Le début de saison de rêve de Cagliari

Par Sébastien Madau publié le 26 Nov 2019

Qui aurait pu prévoir, il y a quelques mois à peine, que le match nul concédé ce lundi 25 novembre sur le terrain de Lecce à l’occasion de la clôture de la 13e journée de Serie A s’apparenterait à une contre-performance contribuant à freiner Cagliari dans son ascension dans la zone « Europe » ? Peu à vrai dire tant les saisons passées étaient -on ne peut plus- laborieuses.

Restant sur une série de 11 matchs sans défaite, les Sardes pointent aujourd’hui à la 4e place du championnat (25 points) à 2 points derrière la Lazio (3e) et 5 devant le Napoli (7e), premier non-européen. Malgré un recrutement qui a fait sensation cet été (Radja Nainggolan, Marko Rog, Nahitan Nandez, Giovanni Simeone), c’est davantage une position de milieu de tableau qui était envisagée par les observateurs qu’une installation dans la zone européenne. En effet, en se basant sur la seule logique financière, les sept places qualificatives européennes devraient normalement revenir à la Juventus, le Napoli, les deux romaines et les deux milanaises. Les autres devant se battre pour une dernière place (l’Europa League via un tour préliminaire). Heureusement, la vérité du sport est parfois tenace et laisse la place à de belles surprises. L’Atalanta de Giampiero Gasperini en est le plus récent exemple. Cagliari espère être le prochain. A condition de poursuivre sur ce rythme d’enfer, ce qui ne sera pas facile.

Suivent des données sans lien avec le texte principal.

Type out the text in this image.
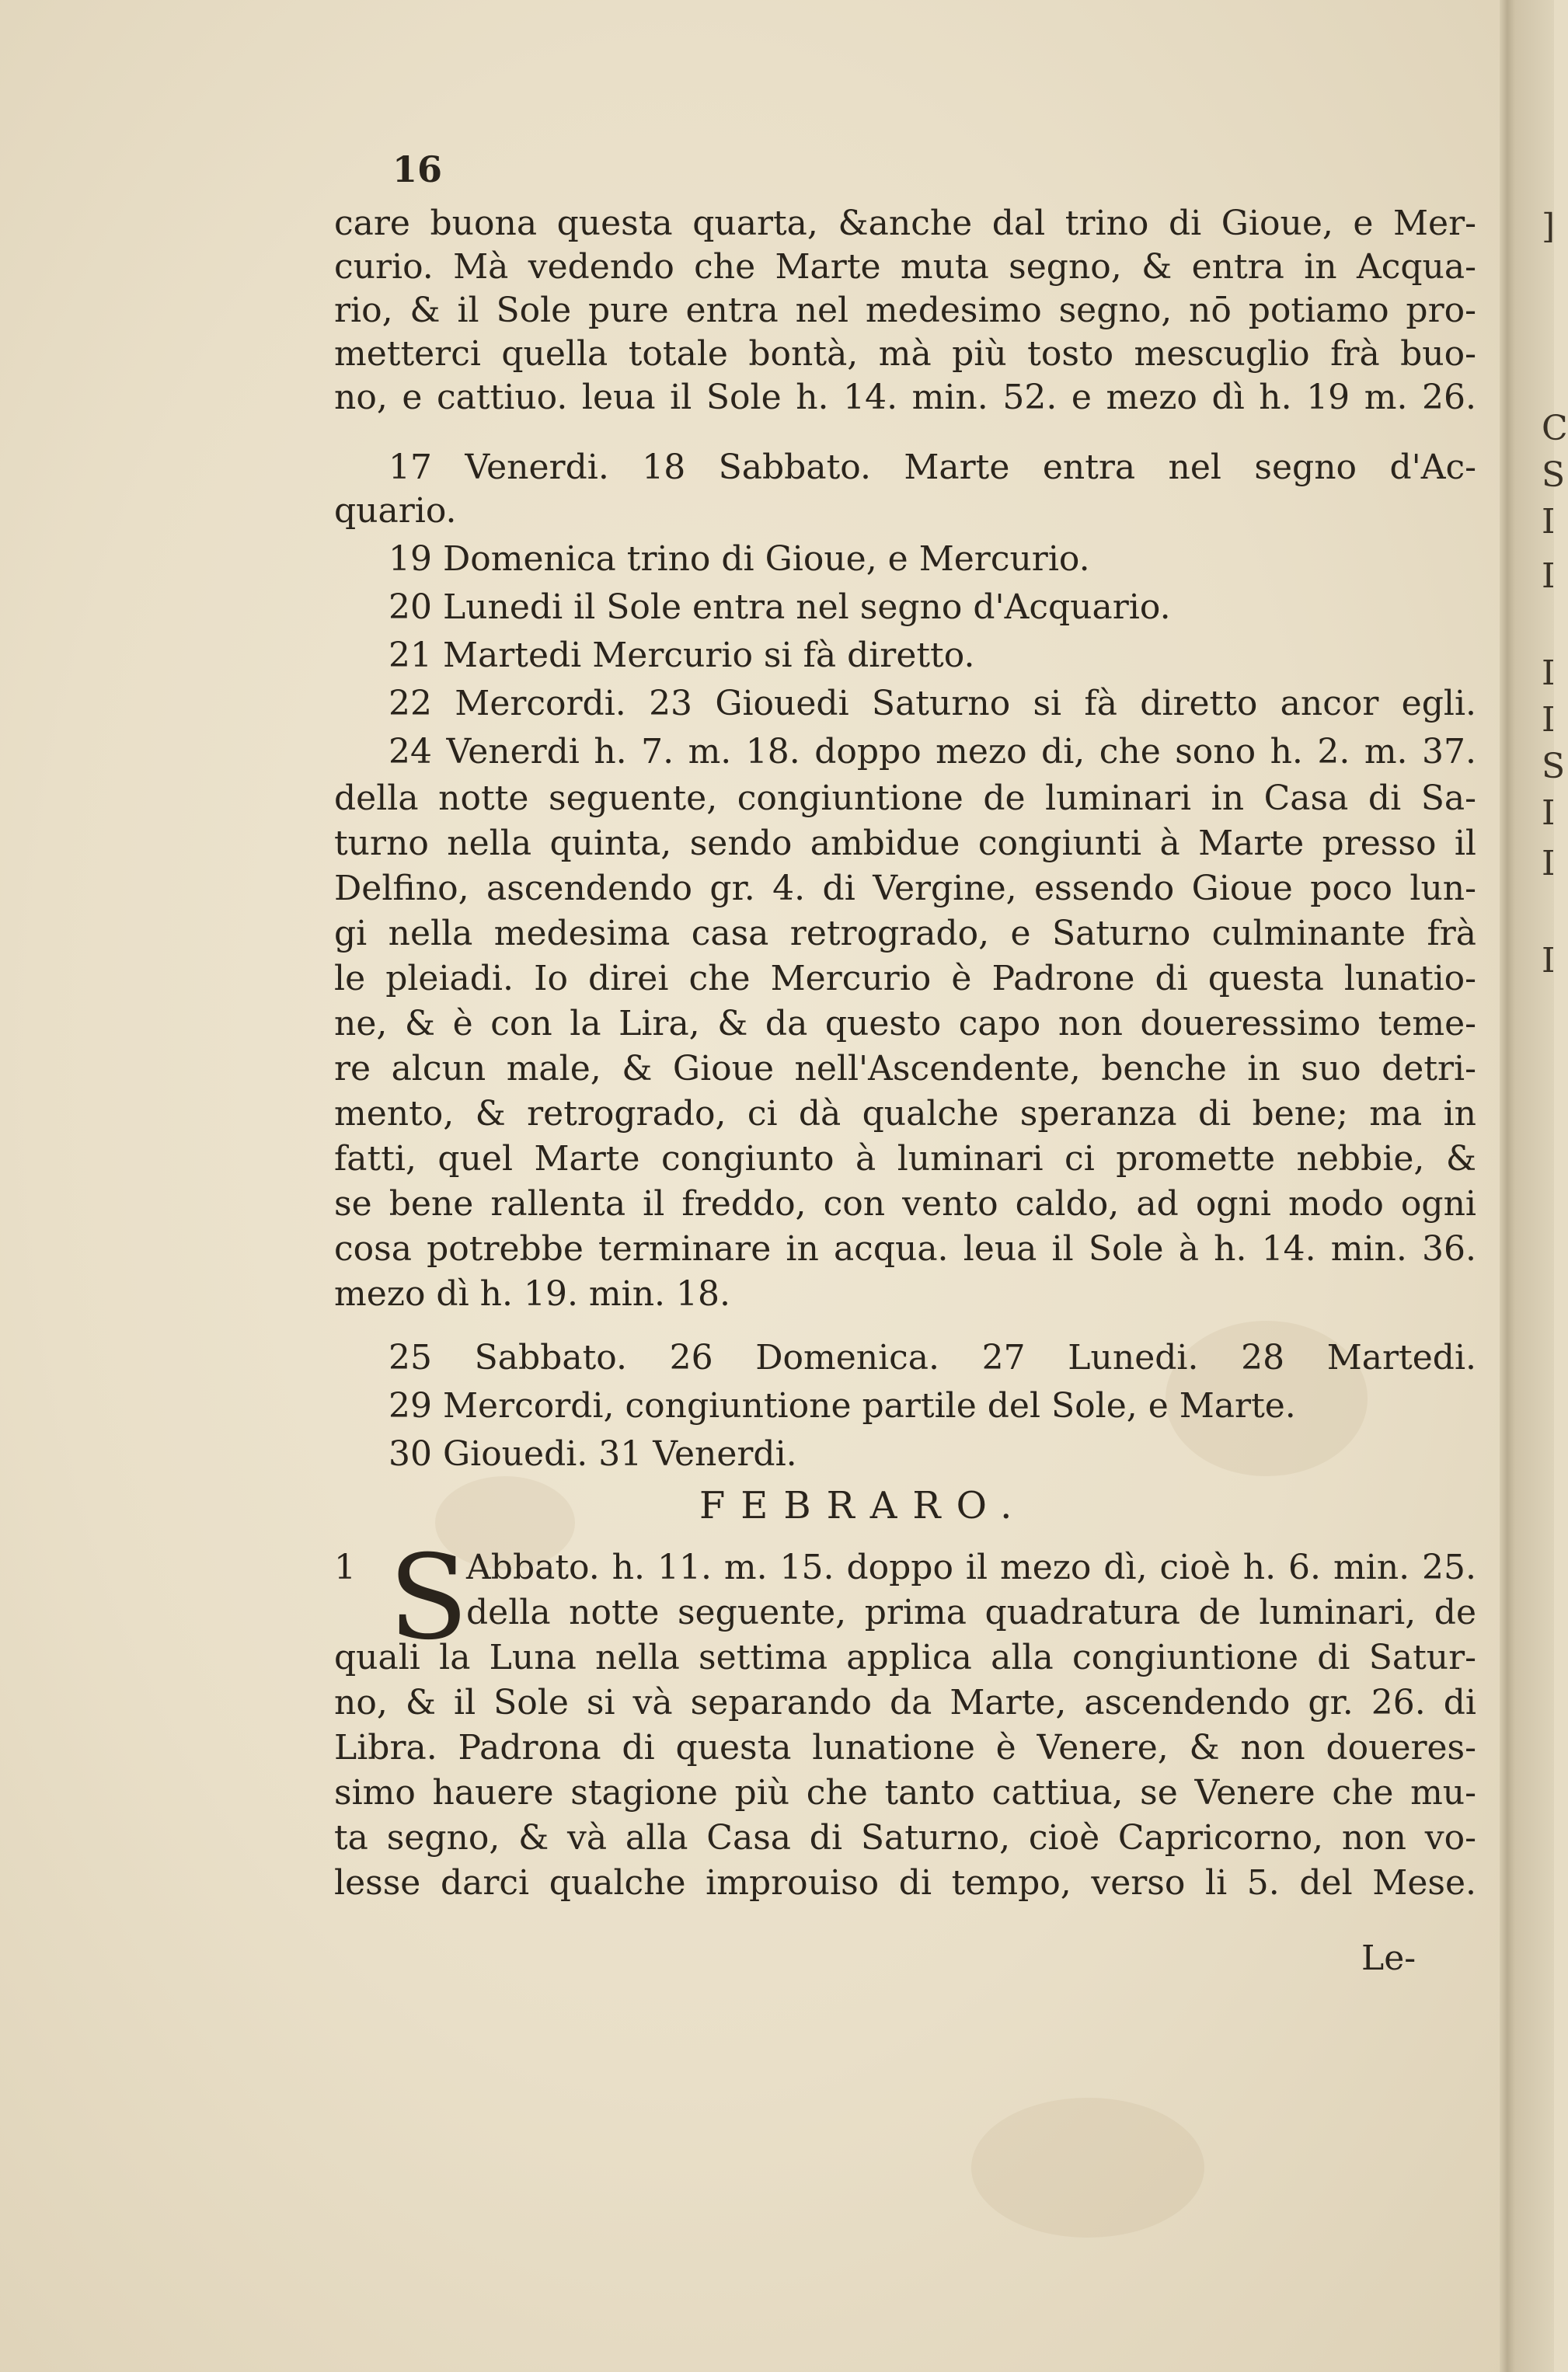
16
care buona questa quarta, &anche dal trino di Gioue, e Mer-
curio. Mà vedendo che Marte muta segno, & entra in Acqua-
rio, & il Sole pure entra nel medesimo segno, nō potiamo pro-
metterci quella totale bontà, mà più tosto mescuglio frà buo-
no, e cattiuo. leua il Sole h. 14. min. 52. e mezo dì h. 19 m. 26.
17 Venerdi. 18 Sabbato. Marte entra nel segno d'Ac-
quario.
19 Domenica trino di Gioue, e Mercurio.
20 Lunedi il Sole entra nel segno d'Acquario.
21 Martedi Mercurio si fà diretto.
22 Mercordi. 23 Giouedi Saturno si fà diretto ancor egli.
24 Venerdi h. 7. m. 18. doppo mezo di, che sono h. 2. m. 37.
della notte seguente, congiuntione de luminari in Casa di Sa-
turno nella quinta, sendo ambidue congiunti à Marte presso il
Delfino, ascendendo gr. 4. di Vergine, essendo Gioue poco lun-
gi nella medesima casa retrogrado, e Saturno culminante frà
le pleiadi. Io direi che Mercurio è Padrone di questa lunatio-
ne, & è con la Lira, & da questo capo non doueressimo teme-
re alcun male, & Gioue nell'Ascendente, benche in suo detri-
mento, & retrogrado, ci dà qualche speranza di bene; ma in
fatti, quel Marte congiunto à luminari ci promette nebbie, &
se bene rallenta il freddo, con vento caldo, ad ogni modo ogni
cosa potrebbe terminare in acqua. leua il Sole à h. 14. min. 36.
mezo dì h. 19. min. 18.
25 Sabbato. 26 Domenica. 27 Lunedi. 28 Martedi.
29 Mercordi, congiuntione partile del Sole, e Marte.
30 Giouedi. 31 Venerdi.
FEBRARO.
1 S
Abbato. h. 11. m. 15. doppo il mezo dì, cioè h. 6. min. 25.
della notte seguente, prima quadratura de luminari, de
quali la Luna nella settima applica alla congiuntione di Satur-
no, & il Sole si và separando da Marte, ascendendo gr. 26. di
Libra. Padrona di questa lunatione è Venere, & non doueres-
simo hauere stagione più che tanto cattiua, se Venere che mu-
ta segno, & và alla Casa di Saturno, cioè Capricorno, non vo-
lesse darci qualche improuiso di tempo, verso li 5. del Mese.
Le-
]
C
S
I
I
I
I
S
I
I
I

Le meilleur départ depuis… le Scudetto

Après un début catastrophique (deux défaites à domicile lors des deux premières journées), les hommes de Rolando Maran ont réussi à enchaîner 11 matchs dans défaites (7 victoires, 4 nuls). Une moyenne de 1,9 point par match qui constitue un record depuis… 1970 et la saison du Scudetto (2,1 en transposant avec la victoire à 3 points). Un déclic semble avoir eu lieu lors de la victoire contre le cour du jeu à Naples (1-0) et le nul obtenu à l’Olimpico face à la Roma (1-1). La belle victoire à domicile contre la Fiorentina (5-2) tient lieu de match référence. Les Rossoblù se prennent désormais au jeu. Difficile en effet de continuer à affirmer jouer le maintien (40 points) quand 60% du chemin a été réalisé en seulement un tiers du championnat. Du coup, Cagliari se retrouve quasiment condamné à poursuivre sa chevauchée fantastique, de peur de faire émerger la frustration chez des tifosi qui n’ont plus connu l’Europe depuis 25 ans. Mais le plus dur reste à faire.

Un schéma de jeu gagnant

Il reste deux tiers du championnat à disputer et les matchs à trois points peuvent avoir des effets dévastateurs, surtout si les grosses écuries trouvent leur rythme de croisière. Une série négative et c’est tout le bénéfice acquis qui pourrait s’évaporer. Heureusement la série d’invincibilité en cours peut apparaître comme une motivation supplémentaire pour les Cagliaritains. Mais comment serait encaissée et gérée une défaite ? Les joueurs -dont la plupart sont peu habitués à se situer à de tels niveaux- auraient-ils les épaules assez solides ? Pour l’heure, tous les secteurs répondent présent : Cagliari est la 4e défense du championnat, a (excepté les intouchables Juventus et Inter) un des milieux de terrain les plus dynamiques de Serie A et un duo d’attaque Joao Pedro (7 buts) – Simeone (4) efficace. Le banc de touche est également un atout du club du président Tommaso Giulini. Voir s’y assoir en effet des joueurs tels Klavan, Castro, Ionita ou Birsa laisse entrevoir des marges de manœuvres en cas de tuiles, comme ce fut le cas en début de saison avec la perte pour de longs mois de deux éléments majeurs à des postes clés : le portier Alessio Cragno et le bomber Leonardo Pavoletti. Le premier a été substitué, via un prêt de la Roma, par l’excellent Olsen tandis que Simeone, sans arriver aux statistiques de Pavogol, fait bonne figure.

Il est parfois inutile de se poser trop de questions. Dirigeants, joueurs et supporters auraient tort de vouloir trop analyser et expliquer l’état de grâce qui est en train de se dérouler sous leurs yeux. Au risque de perdre l’enthousiasme qui caractérise le jeu des Sardes depuis maintenant 3 mois.